"Toegegeven, ik ben een Calatrava-basher. Ik kan het niet laten," stelt Canfyn. "Met zijn breed uitgesmeerde strapatsen bevuilt hij het nest, bedriegt hij de kluit, bezoedelt hij de perceptie van ‘de architect’. Tegengas mag dus."
"Ik schreef al in column 17, “Calatarara”, dat ik van meneer Santiago eczeem krijg omdat hij van somptueuze tijd- en budgetoverschrijdingen zijn handelsmerk kan blijven maken zolang zichzelf belangrijk achtende mensen met hem op de foto willen. Ik maakte mij toen kwaad omdat zijn station voor Mons 2015 al naar 2018 verschoven moest worden en reeds 272 miljoen euro moest kosten.
Ik schreef dan weer in mijn zomer 2015-reeks, “New York Files”, dat ik op Ground Zero, het WTC-litteken, huiverde van een zoveelste brok Calatrava-redeloosheid in wording onder de noemer ‘station’.

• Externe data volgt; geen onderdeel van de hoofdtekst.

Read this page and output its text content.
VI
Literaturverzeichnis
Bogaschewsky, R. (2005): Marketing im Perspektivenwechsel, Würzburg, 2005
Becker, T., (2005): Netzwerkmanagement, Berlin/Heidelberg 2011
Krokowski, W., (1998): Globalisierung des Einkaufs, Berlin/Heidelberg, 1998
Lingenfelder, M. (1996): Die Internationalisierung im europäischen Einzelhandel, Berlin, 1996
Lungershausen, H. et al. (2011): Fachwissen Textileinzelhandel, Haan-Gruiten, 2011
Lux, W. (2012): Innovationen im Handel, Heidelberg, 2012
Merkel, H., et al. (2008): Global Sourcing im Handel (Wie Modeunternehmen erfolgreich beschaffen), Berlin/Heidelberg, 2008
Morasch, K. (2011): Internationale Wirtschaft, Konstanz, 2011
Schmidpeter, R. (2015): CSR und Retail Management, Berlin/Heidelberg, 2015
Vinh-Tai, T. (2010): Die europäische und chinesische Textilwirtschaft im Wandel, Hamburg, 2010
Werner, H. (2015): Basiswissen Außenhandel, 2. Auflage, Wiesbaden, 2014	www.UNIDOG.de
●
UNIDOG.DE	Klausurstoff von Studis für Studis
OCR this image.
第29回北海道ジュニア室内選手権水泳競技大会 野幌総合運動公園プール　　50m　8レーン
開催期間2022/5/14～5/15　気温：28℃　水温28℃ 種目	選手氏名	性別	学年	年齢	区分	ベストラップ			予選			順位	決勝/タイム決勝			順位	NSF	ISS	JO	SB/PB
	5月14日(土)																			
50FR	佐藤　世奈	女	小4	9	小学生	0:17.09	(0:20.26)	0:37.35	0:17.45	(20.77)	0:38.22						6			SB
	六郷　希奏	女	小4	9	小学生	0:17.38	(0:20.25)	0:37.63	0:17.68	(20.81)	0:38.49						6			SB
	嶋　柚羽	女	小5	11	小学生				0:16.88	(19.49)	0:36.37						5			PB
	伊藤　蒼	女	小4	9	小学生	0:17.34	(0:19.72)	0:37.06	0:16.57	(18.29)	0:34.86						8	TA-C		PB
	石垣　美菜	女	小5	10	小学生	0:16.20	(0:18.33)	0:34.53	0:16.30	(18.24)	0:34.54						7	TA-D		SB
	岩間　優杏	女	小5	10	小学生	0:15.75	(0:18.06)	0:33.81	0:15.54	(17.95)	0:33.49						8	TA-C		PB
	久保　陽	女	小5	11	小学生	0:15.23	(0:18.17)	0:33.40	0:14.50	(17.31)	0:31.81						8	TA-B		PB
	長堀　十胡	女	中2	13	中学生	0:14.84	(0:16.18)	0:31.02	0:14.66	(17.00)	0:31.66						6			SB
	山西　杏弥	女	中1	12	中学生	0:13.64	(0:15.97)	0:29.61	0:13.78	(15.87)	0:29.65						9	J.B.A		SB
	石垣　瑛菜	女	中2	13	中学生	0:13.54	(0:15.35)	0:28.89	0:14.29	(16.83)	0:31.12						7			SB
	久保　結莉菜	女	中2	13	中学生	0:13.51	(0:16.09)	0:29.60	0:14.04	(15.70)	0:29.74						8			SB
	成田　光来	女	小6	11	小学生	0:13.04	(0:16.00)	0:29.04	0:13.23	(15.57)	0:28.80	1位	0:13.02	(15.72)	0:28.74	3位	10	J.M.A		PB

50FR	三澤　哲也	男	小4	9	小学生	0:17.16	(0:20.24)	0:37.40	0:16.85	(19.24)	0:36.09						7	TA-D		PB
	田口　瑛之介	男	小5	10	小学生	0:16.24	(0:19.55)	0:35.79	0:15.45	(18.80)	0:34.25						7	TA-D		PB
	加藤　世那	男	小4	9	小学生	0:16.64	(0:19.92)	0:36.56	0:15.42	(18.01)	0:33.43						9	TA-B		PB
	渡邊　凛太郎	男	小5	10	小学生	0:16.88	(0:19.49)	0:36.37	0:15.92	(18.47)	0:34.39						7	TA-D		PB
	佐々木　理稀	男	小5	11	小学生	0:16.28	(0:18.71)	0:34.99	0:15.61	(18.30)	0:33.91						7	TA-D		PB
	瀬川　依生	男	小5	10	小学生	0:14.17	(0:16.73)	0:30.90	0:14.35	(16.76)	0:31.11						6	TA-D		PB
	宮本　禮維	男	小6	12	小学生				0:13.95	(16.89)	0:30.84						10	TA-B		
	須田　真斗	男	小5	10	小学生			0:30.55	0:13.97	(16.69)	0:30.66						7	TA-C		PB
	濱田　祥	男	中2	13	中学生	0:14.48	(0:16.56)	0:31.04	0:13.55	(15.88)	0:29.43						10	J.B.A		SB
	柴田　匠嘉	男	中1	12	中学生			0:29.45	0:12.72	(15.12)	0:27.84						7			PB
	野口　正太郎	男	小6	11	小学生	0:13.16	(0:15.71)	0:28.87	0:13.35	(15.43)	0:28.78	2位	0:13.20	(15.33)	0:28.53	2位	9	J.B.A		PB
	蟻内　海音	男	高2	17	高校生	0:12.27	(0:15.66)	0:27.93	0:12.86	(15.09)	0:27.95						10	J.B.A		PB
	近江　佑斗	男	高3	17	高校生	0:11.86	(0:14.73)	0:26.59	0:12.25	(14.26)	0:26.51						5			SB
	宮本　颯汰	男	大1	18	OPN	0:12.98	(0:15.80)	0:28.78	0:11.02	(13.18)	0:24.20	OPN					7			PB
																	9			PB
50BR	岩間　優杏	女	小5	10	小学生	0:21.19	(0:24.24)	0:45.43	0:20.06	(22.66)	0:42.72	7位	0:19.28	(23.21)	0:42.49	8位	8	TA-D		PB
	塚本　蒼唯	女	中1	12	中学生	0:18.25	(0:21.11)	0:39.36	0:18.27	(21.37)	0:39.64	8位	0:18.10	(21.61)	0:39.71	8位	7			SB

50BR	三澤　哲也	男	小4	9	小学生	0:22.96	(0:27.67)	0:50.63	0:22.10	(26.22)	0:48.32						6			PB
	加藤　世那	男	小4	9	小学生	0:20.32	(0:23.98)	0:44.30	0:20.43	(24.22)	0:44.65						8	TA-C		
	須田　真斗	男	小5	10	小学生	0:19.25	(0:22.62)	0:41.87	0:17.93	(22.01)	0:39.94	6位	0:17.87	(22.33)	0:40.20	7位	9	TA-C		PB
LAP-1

Om mijn gemoedsrust op peil te houden, om mijn repertorium meer body te geven en om mijn lezers niet nodeloos lastig te vallen had ik eigenlijk voor mezelf gezworen nooit nog boos te worden op het sujet Calatrava. Op uitdrukkelijke voorwaarde dat hij mij niet overdreven uitdaagde. Zo gezegd, zo gedaan. Tot begin maart 2016.
Onverbeterlijke Santiago haalt weer alle media met het nieuws dat het met dat station in New York, de World Trade Center Transportation Hub, nog veel erger uitdraaide dan ik in mijn ziekste fantasie kon bedenken. Zeven jaar vertraging en een budgetverdubbeling, van twee naar vier miljard dollar! Zeven jaar meer en twee miljard meer voor het duurste station ter wereld, dat dagelijks slechts 200.000 reizigers moet opvangen, wat maar drie maal meer is dan Brussel-Zuid. De Transportation Hub is trouwens een ondergronds knooppunt maar profileert zich vooral met een megalomaan dinosaurusskelet, dat bovengronds pretentieus pronkt en zo maar eventjes voor 400 miljoen dollar aan facturen zorgde.
Tussen haakjes, niet alleen de architect moet hier pek en veren krijgen, ook de bouwheer mag zich schamen. Het is zijn taak, als besteder van publieke middelen, de tering naar de nering te zetten. Wie een station bestelt en eist dat de metrolijnen open blijven tijdens de werken, dat de infrastructuur terreurbestendig is en dat het gebouw een monument wordt, geeft aan Calatrava een blanco check van 2 miljard dollar maar tot daar geen man overboord. Wie Calatrava nog eens 2 miljard toestopt moet als opdrachtgever achteraf in de kranten niet klagen dat het resultaat een symbool van overdaad is. Zo’n bouwheer moet zijn mond houden en stilletjes van het toneel verdwijnen, na het netjes indienen van zijn ontslag.
Anyway, Santiago heeft het hem weeral gelapt: hij heeft opnieuw alle architecten geschoffeerd, geridiculiseerd, geblameerd. Als een slager sulfiet in zijn américain draait, dan blameert hij ook zijn vakgenoten. Als een advocaat zoete broodjes bakt met drugsmaffiosi, dan blameert hij ook zijn vakgenoten. Als een chirurg het verkeerde been amputeert, dan blameert hij ook zijn vakgenoten. Als een minister zijn begrotingscijfers niet beheerst, dan blameert hij ook zijn vakgenoten. Het wordt tijd dat confraters van Calatrava dat eens aan die seigneur diets maken en hem vriendelijk doch kordaat naar de uitgang begeleiden."